There is some very interesting information located in the opinions (Thanks Citizen). From Justice Ginsberg:
"Investigator Mark Anderson, who was at the Department that day, knew Herring from prior interactions: Herring had told the district attorney, among others, of his suspicion that Anderson had been involved in the killing of a local teenager, and Anderson had pursued Herring to get him to drop the accusations. Id., at63–64. Informed that Herring was in the impoundment lot, Anderson asked the Coffee County warrant clerk whether there was an outstanding warrant for Herring’s arrest." Before knowing that I was interested as to exactly why Herring was so interesting to the detective. So say that he was "familiar" with law enforcement doesn't quite give you the whole picture. Accusing a detective of a serious crime could go to the heart of whether or not the detective was culpable in this error.

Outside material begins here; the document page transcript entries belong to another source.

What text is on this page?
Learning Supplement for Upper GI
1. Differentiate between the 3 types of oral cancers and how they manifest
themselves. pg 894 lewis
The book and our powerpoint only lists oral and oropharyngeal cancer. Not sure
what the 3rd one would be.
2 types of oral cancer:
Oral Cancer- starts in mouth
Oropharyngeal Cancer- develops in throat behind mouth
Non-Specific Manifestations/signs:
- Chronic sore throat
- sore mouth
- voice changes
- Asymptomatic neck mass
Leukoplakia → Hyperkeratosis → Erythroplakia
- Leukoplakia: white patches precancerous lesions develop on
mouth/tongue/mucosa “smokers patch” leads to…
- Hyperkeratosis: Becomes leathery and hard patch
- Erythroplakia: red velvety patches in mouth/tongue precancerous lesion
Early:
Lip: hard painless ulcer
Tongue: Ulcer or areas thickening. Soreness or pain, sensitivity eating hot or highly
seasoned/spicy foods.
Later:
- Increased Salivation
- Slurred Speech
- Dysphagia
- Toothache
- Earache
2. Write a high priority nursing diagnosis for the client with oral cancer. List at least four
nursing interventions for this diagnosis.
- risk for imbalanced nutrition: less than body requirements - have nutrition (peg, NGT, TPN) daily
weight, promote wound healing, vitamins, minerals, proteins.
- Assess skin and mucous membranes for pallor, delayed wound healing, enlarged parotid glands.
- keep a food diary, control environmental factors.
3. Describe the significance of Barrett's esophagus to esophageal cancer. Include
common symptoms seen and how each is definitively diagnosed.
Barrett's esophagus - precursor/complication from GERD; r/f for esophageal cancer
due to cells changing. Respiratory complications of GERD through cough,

It's also interesting to note that the investigator did NOT wait for confirmation of the warrant that the Coffee County clerk requested from Dale County. From the Roberts opinion:
After checking Dale County’s computer database, Morgan replied that there was an active arrest warrant for Herring’s failure to appear on a felony charge. Pope relayed the information to Anderson and asked Morgan to fax over a copy of the warrant as confirmation. Anderson and a deputy followed Herring as he left the impound lot, pulled him over, and arrested him.So the investigator apparently did have a dog in the fight and he could have waited for confirmation of the warrant which was in progress and assumingly would have taken no more than a few minutes.
Am I reading too much into this or could there be more than meets the eye here?